Gli anni Settanta
Gli anni Settanta erano pazzi, contraddittori, criminali. A volte chiusi dentro certi schemi, ma molto spesso completamente fuori, proprio come dei balconi. Erano anni vitali e mortali e molto provanti per lo spirito umano, ma di quel periodo tendiamo a ricordare solo gli aspetti bui. Qui sotto una carrellata di pensieri estemporanei.
Negli anni Settanta c’erano molte cose che poi si sono perse: tipo gli americani magri, che in Italia arrivavano con uno spirito a metà tra l’archeologo e l’antropologo, ed erano molto curiosi. Si sono persi i tedeschi che al mare erano umili e pieni di sensi di colpa per l’ultima guerra, coi loro costumi striminziti, il pancione da birra e il righino di fuori.
I fiumi “straripavano”, non “esondavano”. In autostrada noi bambini potevamo viaggiare sdraiati sulla cappelliera della Fiat 125.
Quelli di sinistra pubblicavano belle canzoni dove i giudici se la vedevano con i gorilla, e schifezze inenarrabili come “Porci con le Ali”. Fabrizio De Andrè ha continuato a scrivere fino alla fine canzoni bellissime. Quella del romanzo porcino, da una certa età in poi ha tirato i remi in barca ed è diventata quasi puritana. Quasi.
In chiesa c’erano i “complessi” che con la chitarra elettrica cantavano “dove troveremo tutto il pane”. La mia ultima frequentazione di una chiesa risale ai tempi in cui il papa si chiamava Paolo, e il vescovo di Torino era Michele.
Negli anni Settanta un operaio dei cantieri di un’azienda metalmeccanica di Torino, dopo sei mesi di trasferta si comprava la casa o la macchina.

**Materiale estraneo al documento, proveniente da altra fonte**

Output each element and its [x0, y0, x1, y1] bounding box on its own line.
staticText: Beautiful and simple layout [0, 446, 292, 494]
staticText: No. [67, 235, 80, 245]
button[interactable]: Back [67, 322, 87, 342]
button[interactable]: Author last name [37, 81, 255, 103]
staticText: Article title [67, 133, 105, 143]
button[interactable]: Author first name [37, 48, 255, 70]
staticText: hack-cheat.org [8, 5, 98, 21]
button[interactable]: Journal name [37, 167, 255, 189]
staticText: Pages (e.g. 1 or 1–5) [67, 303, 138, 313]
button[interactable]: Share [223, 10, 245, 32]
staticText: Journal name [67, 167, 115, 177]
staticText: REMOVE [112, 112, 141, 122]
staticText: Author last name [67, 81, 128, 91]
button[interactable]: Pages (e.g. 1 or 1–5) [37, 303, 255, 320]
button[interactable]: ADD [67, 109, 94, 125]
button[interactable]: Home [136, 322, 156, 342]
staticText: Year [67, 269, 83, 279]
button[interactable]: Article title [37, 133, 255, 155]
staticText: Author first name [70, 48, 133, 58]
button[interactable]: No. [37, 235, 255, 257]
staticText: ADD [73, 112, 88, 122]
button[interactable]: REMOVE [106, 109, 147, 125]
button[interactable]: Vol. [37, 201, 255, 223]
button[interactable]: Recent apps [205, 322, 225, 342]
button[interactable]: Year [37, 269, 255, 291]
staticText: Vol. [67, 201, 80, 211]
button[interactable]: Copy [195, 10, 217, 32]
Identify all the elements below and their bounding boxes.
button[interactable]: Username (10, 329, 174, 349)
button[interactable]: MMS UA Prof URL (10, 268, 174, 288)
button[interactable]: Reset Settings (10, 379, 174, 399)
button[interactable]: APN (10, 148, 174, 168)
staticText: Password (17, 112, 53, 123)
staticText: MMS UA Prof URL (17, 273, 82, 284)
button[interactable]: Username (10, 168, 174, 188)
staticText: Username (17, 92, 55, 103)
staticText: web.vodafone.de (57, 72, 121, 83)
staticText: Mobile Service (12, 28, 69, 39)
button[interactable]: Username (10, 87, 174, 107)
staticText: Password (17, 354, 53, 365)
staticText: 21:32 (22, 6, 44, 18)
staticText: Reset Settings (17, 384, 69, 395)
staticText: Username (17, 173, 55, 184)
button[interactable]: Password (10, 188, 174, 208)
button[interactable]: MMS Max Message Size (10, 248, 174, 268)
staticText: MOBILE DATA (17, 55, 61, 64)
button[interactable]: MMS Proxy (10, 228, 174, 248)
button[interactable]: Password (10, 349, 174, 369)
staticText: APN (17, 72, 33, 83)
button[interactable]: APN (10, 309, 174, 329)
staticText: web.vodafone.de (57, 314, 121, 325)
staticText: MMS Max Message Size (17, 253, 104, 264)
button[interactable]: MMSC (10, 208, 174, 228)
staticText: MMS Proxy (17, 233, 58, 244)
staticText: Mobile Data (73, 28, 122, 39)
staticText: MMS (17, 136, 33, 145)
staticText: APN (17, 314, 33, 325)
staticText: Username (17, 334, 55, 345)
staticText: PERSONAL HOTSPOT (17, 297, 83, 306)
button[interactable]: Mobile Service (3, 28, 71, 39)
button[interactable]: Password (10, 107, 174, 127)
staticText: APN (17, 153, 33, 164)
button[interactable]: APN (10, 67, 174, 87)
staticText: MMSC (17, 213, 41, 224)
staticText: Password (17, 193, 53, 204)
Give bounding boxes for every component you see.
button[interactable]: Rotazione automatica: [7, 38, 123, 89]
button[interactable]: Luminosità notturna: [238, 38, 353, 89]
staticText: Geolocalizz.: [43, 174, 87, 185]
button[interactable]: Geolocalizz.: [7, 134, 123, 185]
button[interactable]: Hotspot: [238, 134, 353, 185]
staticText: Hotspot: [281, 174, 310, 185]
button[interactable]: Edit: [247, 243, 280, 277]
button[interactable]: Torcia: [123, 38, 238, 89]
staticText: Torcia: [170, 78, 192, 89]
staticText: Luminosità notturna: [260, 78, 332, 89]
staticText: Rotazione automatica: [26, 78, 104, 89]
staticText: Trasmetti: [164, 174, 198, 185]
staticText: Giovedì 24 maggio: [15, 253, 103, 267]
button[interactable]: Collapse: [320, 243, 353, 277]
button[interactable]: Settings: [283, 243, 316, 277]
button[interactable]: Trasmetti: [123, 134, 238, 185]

Negli anni Settanta i calciatori dopo un gol esultavano in verticale, braccia alzate, diritti come candele; nei decenni successivi le celebrazioni sono diventate più asimmetriche, espressive, estemporanee, e il movimento verticale è stato distribuito più in orizzontale. La gioia incontenibile e “orizzontale” di Marco Tardelli ai mondiali del 1982, marca ufficialmente la fine degli anni di piombo (questa è un po’ tirata per i capelli).
Prima di certe amichevoli della nazionale, al suono dell’inno i giocatori capelloni restavano sparpagliati per il campo, ruminando gomme da masticare; non erano belli da vedere, ma non saprei scegliere tra loro e i soldatini di oggi che cantano tutti ispirati il più brutto inno in circolazione. Le frontiere erano chiuse, ma eravamo tutto tranne che nazionalisti; ora che le frontiere sono aperte, Mameli con la mano sul cuore ci sloga le mascelle e ci trapana i timpani.
Negli anni Settanta si potevano ancora fare cose completamente imbecilli, come adottare uno scimpanzè e trattarlo come uno di famiglia (documentario Project Nim) con risultati terrificanti: sette uomini prestanti non hanno la forza per immobilizzare uno scimpanzè adulto perennemente aggressivo e sessualmente eccitato. Però era bello quando c’era ancora la possibilità di fare cazzate incredibili.
Erano anni in cui un iconoclasta come Franco Battiato poteva fare cose così (da una sua intervista del 2015 al Fatto Quotidiano):
«Un centinaio di persone e il guru al centro, circondato da due leccaculo. Entro, mi sdraio per terra e me ne vado con la testa. Dopo cinque minuti sento una voce nelle orecchie e vedo il vicino che mi scuote: “Guarda che il guru ce l’ha con te”. Non gli piaceva che mi fossi sdraiato per terra: “Mi dica” gli faccio. E lui: “In quella posizione stanno solo gli animali” … “Si vede che sono un animale” dico soave e lo vedo impazzire. Gli si deformano i lineamenti e inizia a urlare. I leccaculo si agitano e si indignano, sembra mettersi male. Macchè, gira in trionfo: gli allievi se la prendono con il guru, lo cacciano. Li avevo liberati: fu un piccolo momento di gloria».
Dagli anni Ottanta in poi tutto ha cominciato ad omologarsi, gli americani da esportazione sono diventati obesi, e lo spirito umano si è molto appiattito. O così mi pare.